Майкл сел на кровати, луна освещала желтым студию, в свете ее натасканная из помоек мебельная дрянь не так паскудно выглядела, ему захотелось пить, просто пить, он точно помнил, в маленьком его холодильнике, что так приятно гудит из кухонного угла, есть двухлитровая бутыль, он купил, не помню только, вчера, позавчера или приснилась просто, надо встать и проверить...Но нет сил.
Майкл оттер остатки слез тыльной стороной ладони, опухшие глаза, ебаный бинокль! слегка болели, щипало от слез, надо умыться, он встал с кровати и сразу увидел - за шторой кто-то есть! Притаился...
Ну все, докатился до шизофрении, пора к психиатру, уже глюки появились, охренеть можно, надо отдернуть штору, что б самому себе, дураку, показать что там нет ни хера...Майкл шагнул было к шторе, как из-за нее выглянул бутон огромнейшего цветка с жалом, покачивающимся в сумерках желтого лунного света. .. Так, снова вперло, видать правильно в сквоте говорили, что "кристалл" и по второму разу впереть может, ну уж хрен, суки, я не удолбанный и не смотря на глюки, контроль над собой держу...

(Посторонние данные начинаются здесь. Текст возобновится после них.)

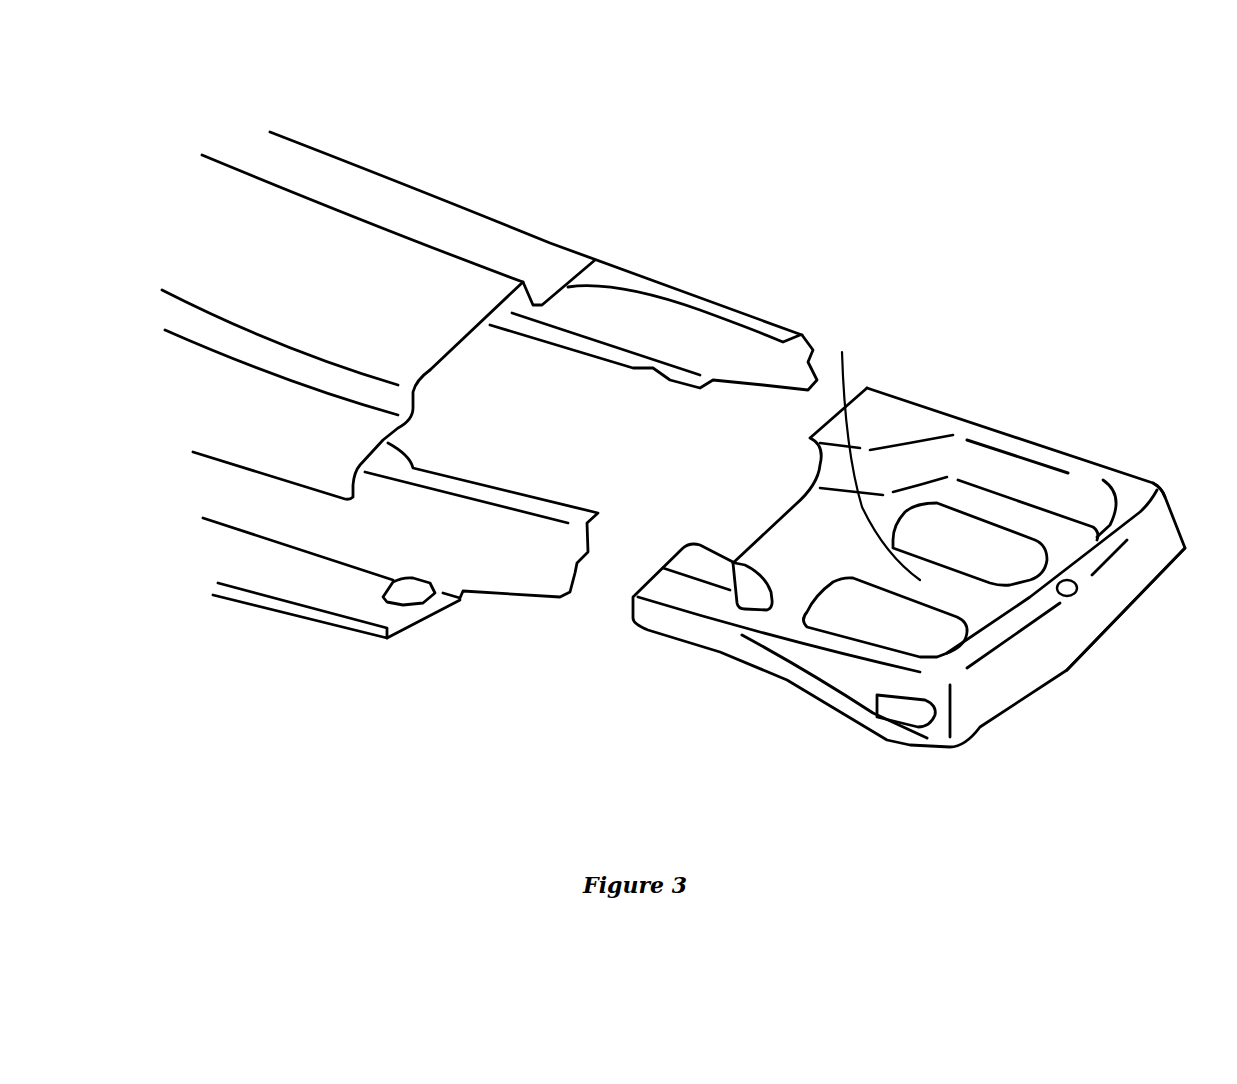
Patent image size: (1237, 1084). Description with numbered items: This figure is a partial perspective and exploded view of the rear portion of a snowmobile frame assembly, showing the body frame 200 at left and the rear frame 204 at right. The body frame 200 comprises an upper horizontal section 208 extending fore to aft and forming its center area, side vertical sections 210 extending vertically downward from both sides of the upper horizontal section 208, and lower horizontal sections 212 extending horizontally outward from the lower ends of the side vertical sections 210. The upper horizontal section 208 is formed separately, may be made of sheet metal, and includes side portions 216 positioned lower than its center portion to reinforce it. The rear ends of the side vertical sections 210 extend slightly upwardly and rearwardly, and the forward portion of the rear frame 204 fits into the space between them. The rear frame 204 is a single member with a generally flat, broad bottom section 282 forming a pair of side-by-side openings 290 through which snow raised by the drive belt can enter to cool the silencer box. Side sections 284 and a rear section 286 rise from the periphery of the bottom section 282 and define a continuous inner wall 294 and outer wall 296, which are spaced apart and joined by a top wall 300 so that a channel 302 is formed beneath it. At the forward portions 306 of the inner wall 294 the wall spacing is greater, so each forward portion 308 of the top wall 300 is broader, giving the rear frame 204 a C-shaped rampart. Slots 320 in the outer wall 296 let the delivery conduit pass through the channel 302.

The body frame 200 is at (489, 410).
The rear frame 204 is at (910, 563).
The upper horizontal section 208 is at (307, 243).
The side vertical sections 210 is at (682, 322).
The lower horizontal sections 212 is at (303, 587).
The side portions 216 is at (545, 260).
The bottom section 282 is at (869, 449).
The side sections 284 is at (1065, 460).
The rear section 286 is at (1078, 618).
The openings 290 is at (1010, 562).
The inner wall 294 is at (980, 463).
The outer wall 296 is at (857, 685).
The top wall 300 is at (1137, 500).
The channel 302 is at (990, 692).
The forward portions of the inner wall 306 is at (840, 462).
The forward portion of the top wall 308 is at (890, 410).
The slots 320 is at (908, 715).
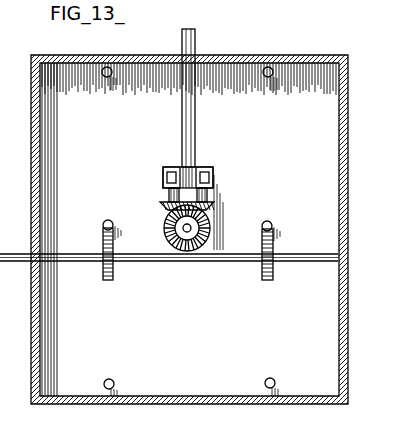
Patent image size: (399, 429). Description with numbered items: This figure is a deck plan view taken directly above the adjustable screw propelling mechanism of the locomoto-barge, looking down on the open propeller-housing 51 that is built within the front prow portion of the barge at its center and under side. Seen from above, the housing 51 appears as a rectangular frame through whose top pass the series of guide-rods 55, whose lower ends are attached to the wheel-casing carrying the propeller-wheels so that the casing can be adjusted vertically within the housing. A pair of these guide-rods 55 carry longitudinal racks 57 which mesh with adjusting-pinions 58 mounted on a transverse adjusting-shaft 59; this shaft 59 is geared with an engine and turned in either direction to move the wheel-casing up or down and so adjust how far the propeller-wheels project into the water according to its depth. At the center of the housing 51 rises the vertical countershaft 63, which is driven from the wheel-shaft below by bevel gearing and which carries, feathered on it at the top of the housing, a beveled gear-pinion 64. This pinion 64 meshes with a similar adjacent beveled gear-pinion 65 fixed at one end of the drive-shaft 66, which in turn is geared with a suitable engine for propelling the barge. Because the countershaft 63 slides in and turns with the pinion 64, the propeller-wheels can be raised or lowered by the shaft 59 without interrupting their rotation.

Тем временем или другим временем, может быть в это самое время, а может и раньше или позже, но паскуднейший цветок все вылезал и вылезал из-за шторы, вонь от него уже докатилась до Майкла - ох ни хуя себе, глюки! глюки не только зрительные, но и органы обоняния коснулись, попытался блеснуть перед самим собой эрудицией Майкл, но страх холодком стал подбираться к ногам, цветок все покачивался, как в кафе, ну сука, жало все больше и больше, уподобляясь кнуту, стегало по сторонам, и вся эта картина, так же как и в кафе, гипнотизировала Майкла, он не мог оторвать глаз от всей этой картины, хотя одновременно с этим он прекрасно знал - это глюки...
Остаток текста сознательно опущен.